Independent testing from Artificial Analysis placed V4-Pro at #2 on their open-weight reasoning index, behind Moonshot's Kimi K2.6 (another open-weight model). DeepSeek's own report also claims a strong score on the LiveCodeBench coding test — 93.5 versus Claude Opus 4.6's 88.8 — though that particular figure is self-reported by DeepSeek rather than independently verified, so treat it as a vendor claim. The Council on Foreign Relations put the overall U.S. AI lead at roughly seven months — so it's not the single smartest AI in the world, but it's the smartest you can download and run yourself, and it's close enough to the front to matter for most real tasks.

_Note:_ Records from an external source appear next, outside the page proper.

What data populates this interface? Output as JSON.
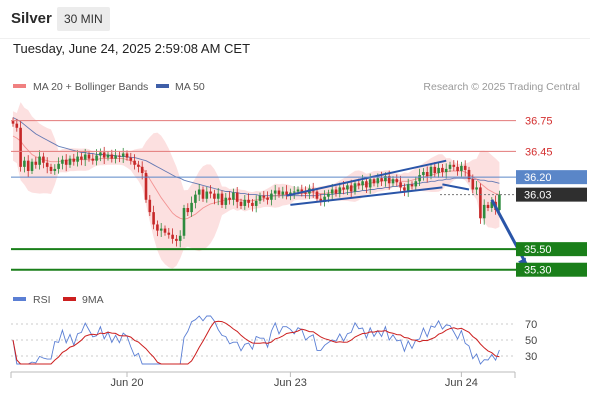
{
  "header": {
    "title": "Silver",
    "interval": "30 MIN"
  },
  "timestamp": "Tuesday, June 24, 2025 2:59:08 AM CET",
  "legend": {
    "bollinger_label": "MA 20 + Bollinger Bands",
    "ma50_label": "MA 50",
    "copyright": "Research © 2025 Trading Central",
    "rsi_label": "RSI",
    "rsi_ma_label": "9MA"
  },
  "colors": {
    "bollinger": "#f08080",
    "band_fill": "#fbdada",
    "ma50": "#3f5fa8",
    "up": "#2e8b3e",
    "down": "#c62828",
    "support": "#1a7f1a",
    "resistance": "#e37a7a",
    "pivot": "#5a86c8",
    "last": "#2f2f2f",
    "channel": "#2a55a8",
    "rsi": "#5b7fd4",
    "rsi_ma": "#cc1f1f"
  },
  "chart_data": {
    "type": "candlestick",
    "y_range": [
      35.2,
      36.95
    ],
    "x_ticks": [
      {
        "label": "Jun 20",
        "index": 30
      },
      {
        "label": "Jun 23",
        "index": 73
      },
      {
        "label": "Jun 24",
        "index": 118
      }
    ],
    "levels": [
      {
        "label": "36.75",
        "value": 36.75,
        "kind": "resistance"
      },
      {
        "label": "36.45",
        "value": 36.45,
        "kind": "resistance"
      },
      {
        "label": "36.20",
        "value": 36.2,
        "kind": "pivot"
      },
      {
        "label": "36.03",
        "value": 36.03,
        "kind": "last"
      },
      {
        "label": "35.50",
        "value": 35.5,
        "kind": "support"
      },
      {
        "label": "35.30",
        "value": 35.3,
        "kind": "support"
      }
    ],
    "close": [
      36.72,
      36.68,
      36.3,
      36.36,
      36.26,
      36.35,
      36.32,
      36.4,
      36.34,
      36.3,
      36.26,
      36.28,
      36.33,
      36.37,
      36.32,
      36.38,
      36.35,
      36.4,
      36.37,
      36.42,
      36.38,
      36.36,
      36.41,
      36.44,
      36.39,
      36.42,
      36.38,
      36.41,
      36.4,
      36.43,
      36.39,
      36.36,
      36.32,
      36.3,
      36.24,
      35.98,
      35.86,
      35.74,
      35.68,
      35.7,
      35.66,
      35.64,
      35.6,
      35.58,
      35.63,
      35.9,
      35.86,
      35.95,
      36.03,
      36.08,
      35.99,
      36.06,
      36.04,
      35.99,
      36.04,
      35.93,
      36.0,
      35.98,
      36.05,
      35.96,
      35.92,
      35.98,
      35.95,
      35.92,
      35.97,
      36.02,
      36.0,
      35.98,
      36.04,
      36.07,
      36.03,
      36.06,
      36.03,
      36.05,
      36.06,
      36.08,
      36.05,
      36.04,
      36.09,
      36.06,
      35.99,
      35.96,
      36.01,
      36.04,
      36.08,
      36.04,
      36.1,
      36.08,
      36.12,
      36.06,
      36.14,
      36.12,
      36.16,
      36.1,
      36.18,
      36.14,
      36.19,
      36.16,
      36.21,
      36.14,
      36.18,
      36.15,
      36.1,
      36.07,
      36.13,
      36.11,
      36.16,
      36.22,
      36.25,
      36.21,
      36.3,
      36.24,
      36.29,
      36.25,
      36.28,
      36.32,
      36.3,
      36.26,
      36.31,
      36.27,
      36.18,
      36.08,
      36.1,
      35.8,
      35.93,
      35.9,
      35.96,
      35.88,
      36.03
    ],
    "ma20": [
      36.6,
      36.58,
      36.55,
      36.5,
      36.46,
      36.42,
      36.4,
      36.38,
      36.37,
      36.36,
      36.35,
      36.35,
      36.35,
      36.36,
      36.36,
      36.37,
      36.37,
      36.37,
      36.37,
      36.37,
      36.37,
      36.37,
      36.37,
      36.38,
      36.38,
      36.38,
      36.38,
      36.38,
      36.38,
      36.38,
      36.37,
      36.36,
      36.34,
      36.32,
      36.29,
      36.24,
      36.18,
      36.12,
      36.06,
      36.0,
      35.95,
      35.9,
      35.85,
      35.82,
      35.8,
      35.79,
      35.8,
      35.82,
      35.84,
      35.87,
      35.9,
      35.92,
      35.94,
      35.95,
      35.96,
      35.97,
      35.98,
      35.98,
      35.99,
      35.98,
      35.98,
      35.97,
      35.97,
      35.97,
      35.98,
      35.98,
      35.99,
      36.0,
      36.01,
      36.02,
      36.02,
      36.03,
      36.03,
      36.03,
      36.04,
      36.04,
      36.04,
      36.04,
      36.05,
      36.05,
      36.04,
      36.04,
      36.04,
      36.05,
      36.05,
      36.06,
      36.07,
      36.08,
      36.09,
      36.1,
      36.11,
      36.12,
      36.13,
      36.13,
      36.14,
      36.15,
      36.16,
      36.16,
      36.17,
      36.17,
      36.17,
      36.17,
      36.16,
      36.16,
      36.16,
      36.17,
      36.18,
      36.19,
      36.2,
      36.21,
      36.22,
      36.23,
      36.24,
      36.25,
      36.25,
      36.26,
      36.26,
      36.26,
      36.26,
      36.25,
      36.23,
      36.2,
      36.18,
      36.14,
      36.11,
      36.08,
      36.06,
      36.04,
      36.03
    ],
    "ma50": [
      36.78,
      36.76,
      36.74,
      36.71,
      36.68,
      36.65,
      36.62,
      36.6,
      36.58,
      36.56,
      36.54,
      36.52,
      36.5,
      36.49,
      36.48,
      36.47,
      36.46,
      36.45,
      36.44,
      36.44,
      36.43,
      36.43,
      36.42,
      36.42,
      36.42,
      36.41,
      36.41,
      36.41,
      36.4,
      36.4,
      36.4,
      36.39,
      36.39,
      36.38,
      36.37,
      36.36,
      36.34,
      36.32,
      36.3,
      36.28,
      36.26,
      36.24,
      36.22,
      36.2,
      36.19,
      36.17,
      36.16,
      36.15,
      36.14,
      36.13,
      36.12,
      36.11,
      36.1,
      36.09,
      36.08,
      36.07,
      36.06,
      36.06,
      36.05,
      36.05,
      36.04,
      36.04,
      36.03,
      36.03,
      36.03,
      36.02,
      36.02,
      36.02,
      36.02,
      36.02,
      36.02,
      36.02,
      36.02,
      36.02,
      36.02,
      36.02,
      36.02,
      36.02,
      36.02,
      36.02,
      36.02,
      36.03,
      36.03,
      36.03,
      36.03,
      36.04,
      36.04,
      36.04,
      36.05,
      36.05,
      36.06,
      36.06,
      36.07,
      36.07,
      36.08,
      36.08,
      36.09,
      36.09,
      36.1,
      36.1,
      36.11,
      36.11,
      36.12,
      36.12,
      36.13,
      36.13,
      36.14,
      36.14,
      36.15,
      36.15,
      36.16,
      36.16,
      36.17,
      36.17,
      36.18,
      36.18,
      36.19,
      36.19,
      36.19,
      36.19,
      36.19,
      36.18,
      36.18,
      36.17,
      36.17,
      36.16,
      36.16,
      36.15,
      36.14
    ],
    "rsi": {
      "y_ticks": [
        30,
        50,
        70
      ],
      "y_range": [
        20,
        80
      ]
    },
    "channel": {
      "lower": [
        [
          73,
          35.93
        ],
        [
          113,
          36.1
        ]
      ],
      "upper": [
        [
          72,
          36.02
        ],
        [
          114,
          36.36
        ]
      ]
    },
    "pivot_line": [
      [
        113,
        36.13
      ],
      [
        120,
        36.08
      ]
    ],
    "forecast_arrow": [
      [
        126,
        35.98
      ],
      [
        135,
        35.32
      ]
    ]
  }
}
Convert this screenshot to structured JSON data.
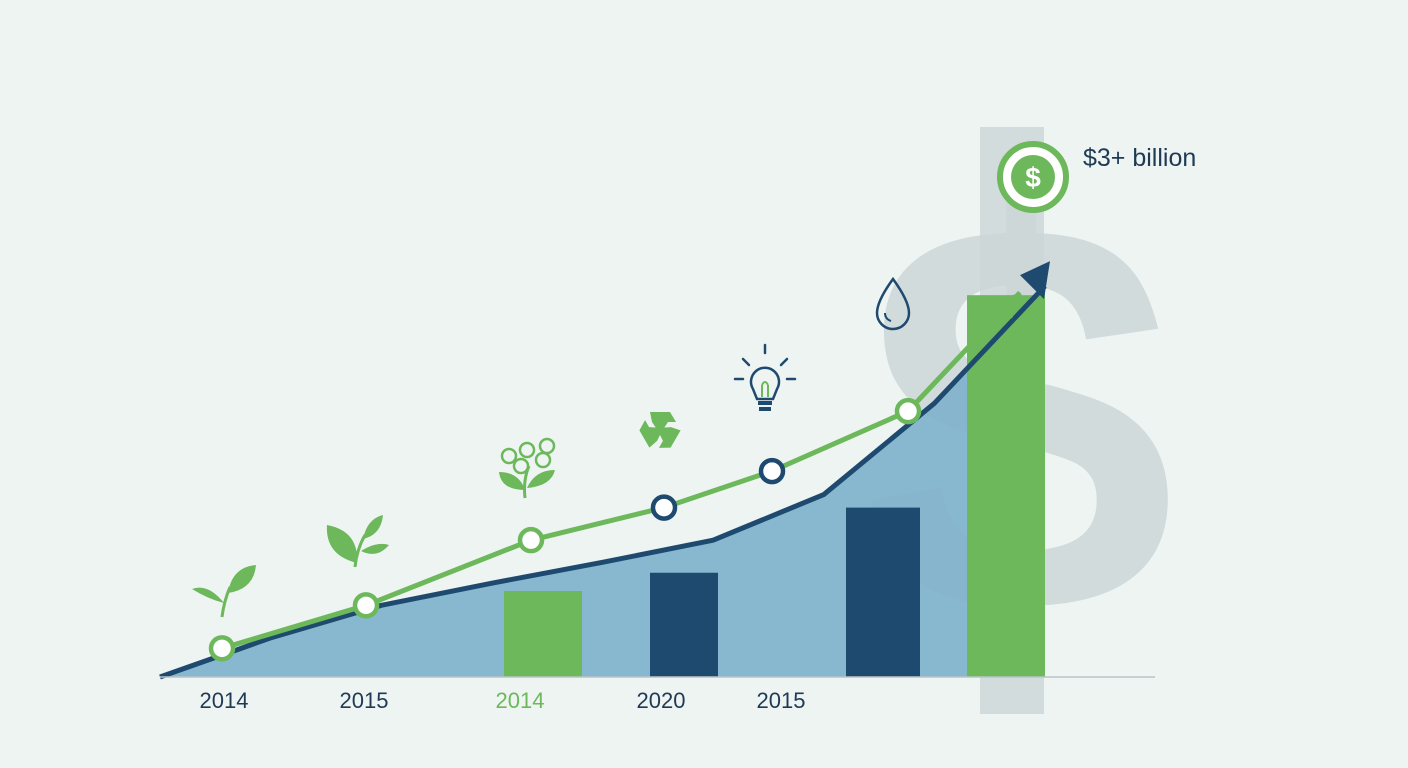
{
  "chart_data": {
    "type": "bar",
    "title": "",
    "xlabel": "",
    "ylabel": "",
    "ylim": [
      0,
      3.2
    ],
    "grid": false,
    "legend": "none",
    "categories": [
      "2014",
      "2015",
      "2014",
      "2020",
      "2015"
    ],
    "area_points": [
      0,
      0.3,
      0.55,
      0.72,
      0.88,
      1.05,
      1.4,
      2.1,
      3.0
    ],
    "bars": [
      {
        "value": 0.66,
        "color": "#6cb85b"
      },
      {
        "value": 0.8,
        "color": "#1f4a70"
      },
      {
        "value": 1.3,
        "color": "#1f4a70"
      },
      {
        "value": 2.93,
        "color": "#6cb85b"
      }
    ],
    "line": [
      0.22,
      0.55,
      1.05,
      1.3,
      1.58,
      2.04,
      2.95
    ],
    "line_markers": [
      {
        "color": "#6cb85b"
      },
      {
        "color": "#6cb85b"
      },
      {
        "color": "#6cb85b"
      },
      {
        "color": "#1f4a70"
      },
      {
        "color": "#1f4a70"
      },
      {
        "color": "#6cb85b"
      }
    ],
    "icons": [
      "sprout-icon",
      "leaves-icon",
      "flower-icon",
      "recycle-icon",
      "lightbulb-icon",
      "water-drop-icon"
    ],
    "callout": {
      "label": "$3+ billion",
      "icon": "dollar-coin-icon"
    },
    "colors": {
      "green": "#6cb85b",
      "navy": "#1f4a70",
      "lightblue": "#7fb2cc",
      "ghost": "#cdd7d8",
      "tick_navy": "#1f3a55"
    },
    "tick_colors": [
      "#1f3a55",
      "#1f3a55",
      "#6cb85b",
      "#1f3a55",
      "#1f3a55"
    ]
  }
}
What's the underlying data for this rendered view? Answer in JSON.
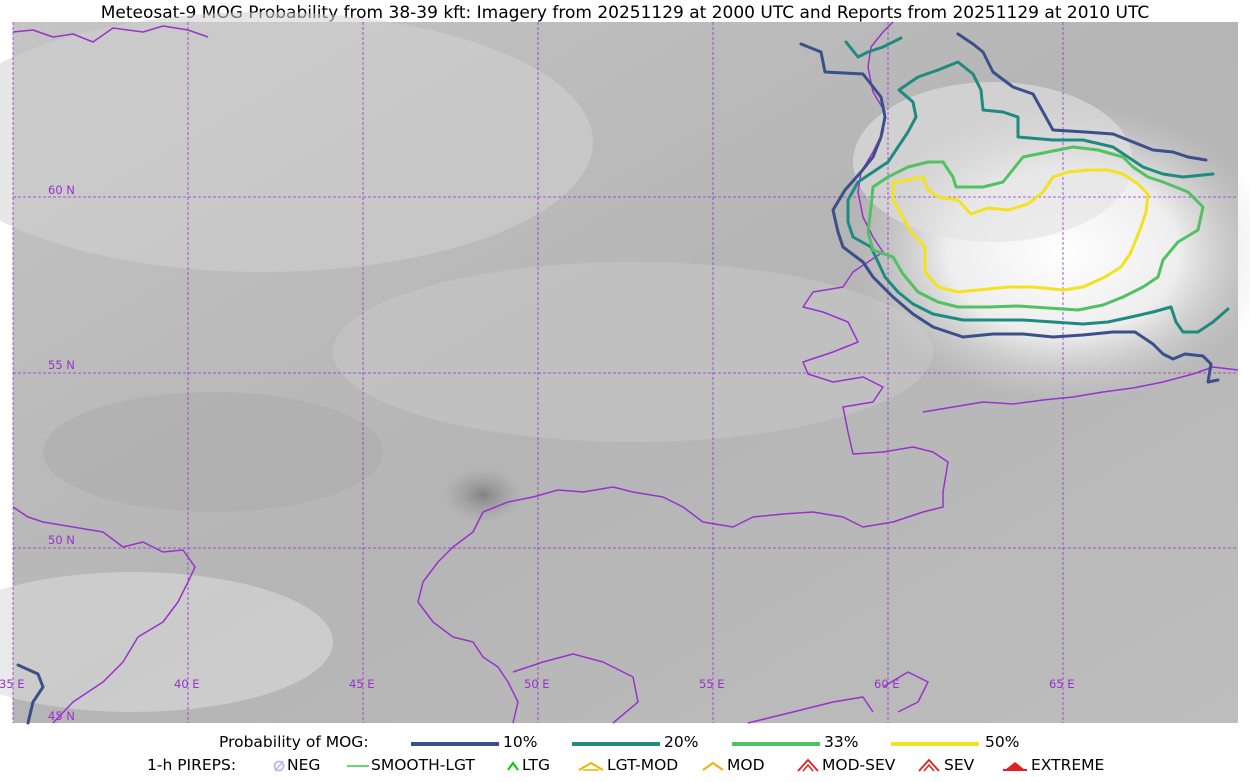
{
  "title": "Meteosat-9 MOG Probability from 38-39 kft: Imagery from 20251129 at 2000 UTC and Reports from 20251129 at 2010 UTC",
  "map": {
    "latitude_labels": [
      "60 N",
      "55 N",
      "50 N",
      "45 N"
    ],
    "longitude_labels": [
      "35 E",
      "40 E",
      "45 E",
      "50 E",
      "55 E",
      "60 E",
      "65 E"
    ],
    "gridline_color": "#9932cc",
    "coastline_color": "#9932cc"
  },
  "contour_legend": {
    "label": "Probability of MOG:",
    "items": [
      {
        "text": "10%",
        "color": "#3b4f8a"
      },
      {
        "text": "20%",
        "color": "#1f8a80"
      },
      {
        "text": "33%",
        "color": "#52c162"
      },
      {
        "text": "50%",
        "color": "#f4e21f"
      }
    ]
  },
  "pirep_legend": {
    "label": "1-h PIREPS:",
    "items": [
      {
        "text": "NEG",
        "color": "#b9b9f0",
        "icon": "neg-circle-icon"
      },
      {
        "text": "SMOOTH-LGT",
        "color": "#33cc33",
        "icon": "smooth-light-line-icon"
      },
      {
        "text": "LTG",
        "color": "#00cc00",
        "icon": "light-caret-icon"
      },
      {
        "text": "LGT-MOD",
        "color": "#f0b400",
        "icon": "light-moderate-caret-icon"
      },
      {
        "text": "MOD",
        "color": "#f0b400",
        "icon": "moderate-caret-icon"
      },
      {
        "text": "MOD-SEV",
        "color": "#e02020",
        "icon": "moderate-severe-caret-icon"
      },
      {
        "text": "SEV",
        "color": "#e02020",
        "icon": "severe-caret-icon"
      },
      {
        "text": "EXTREME",
        "color": "#e02020",
        "icon": "extreme-caret-icon"
      }
    ]
  }
}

Artificial Analysis reported V4-Pro ranked #2 among open-weight reasoning models on the Intelligence Index, behind only Kimi K2.6, and led open models on agentic coding tasks.

Source: Artificial Analysis · 27 April 2026

One thing worth knowing: V4 is text-only at launch — no image understanding, no voice. If you need multimodal capabilities, you'll need a different model for now. Also, V4 is the first DeepSeek model designed to run on Chinese domestic chips (Huawei Ascend) rather than the Nvidia GPUs most AI models are built for. That's a technical detail that mainly matters if you're running it at scale — but it's worth knowing DeepSeek is engineering its own independent hardware path.

What to actually do with it

If you're a developer, the most practical starting point is the DeepSeek API — swap out your current model endpoint and compare. Many find V4-Flash is sufficient for 80% of use cases at a tenth of the cost. If you want to self-host and have a GPU server, the weights are on Hugging Face right now. If you're just curious, DeepSeek's chat interface at chat.deepseek.com now offers both models: 'Instant Mode' (Flash) and 'Expert Mode' (Pro). The new capabilities to test: paste a very long document and ask detailed questions about it, or throw a large codebase at it. The million-token context is where V4 genuinely earns its reputation.

Frequently asked questions

Is DeepSeek V4 free to use?
The weights are free to download and self-host under an MIT licence. API access is pay-per-token: V4-Pro lists at $1.74/M input (launched on a 75% promo at $0.435/M), V4-Flash at $0.14/M — much cheaper than most comparable services. The chat interface at chat.deepseek.com offers both for free with rate limits.
What is a 'mixture of experts' model?
It's an architecture where only a fraction of the model's total parameters activate for any given input — the relevant 'experts' are routed to, while the rest sit idle. V4-Pro has 1.6 trillion total parameters but only 49 billion active at once. This makes it far cheaper and faster to run than a dense 1.6T-parameter model would be.
How does DeepSeek V4 compare to ChatGPT or Claude?
Independent benchmarks put V4-Pro within a few percentage points of the best U.S. models on most tasks — and DeepSeek's own report claims it leads LiveCodeBench at 93.5 vs Claude Opus 4.6's 88.8, though that figure is self-reported and not independently confirmed. The CFR put the overall U.S. AI lead at roughly seven months. On coding and agentic tasks it performs very well. The main advantages are price (far cheaper via API) and the ability to self-host.
What is the one-million-token context window good for?
Feeding in very large documents, codebases, or datasets in a single prompt. At 1M tokens you can process roughly 750,000 words — an entire software repository, years of correspondence, or multiple full-length reports — and ask questions across the whole thing at once.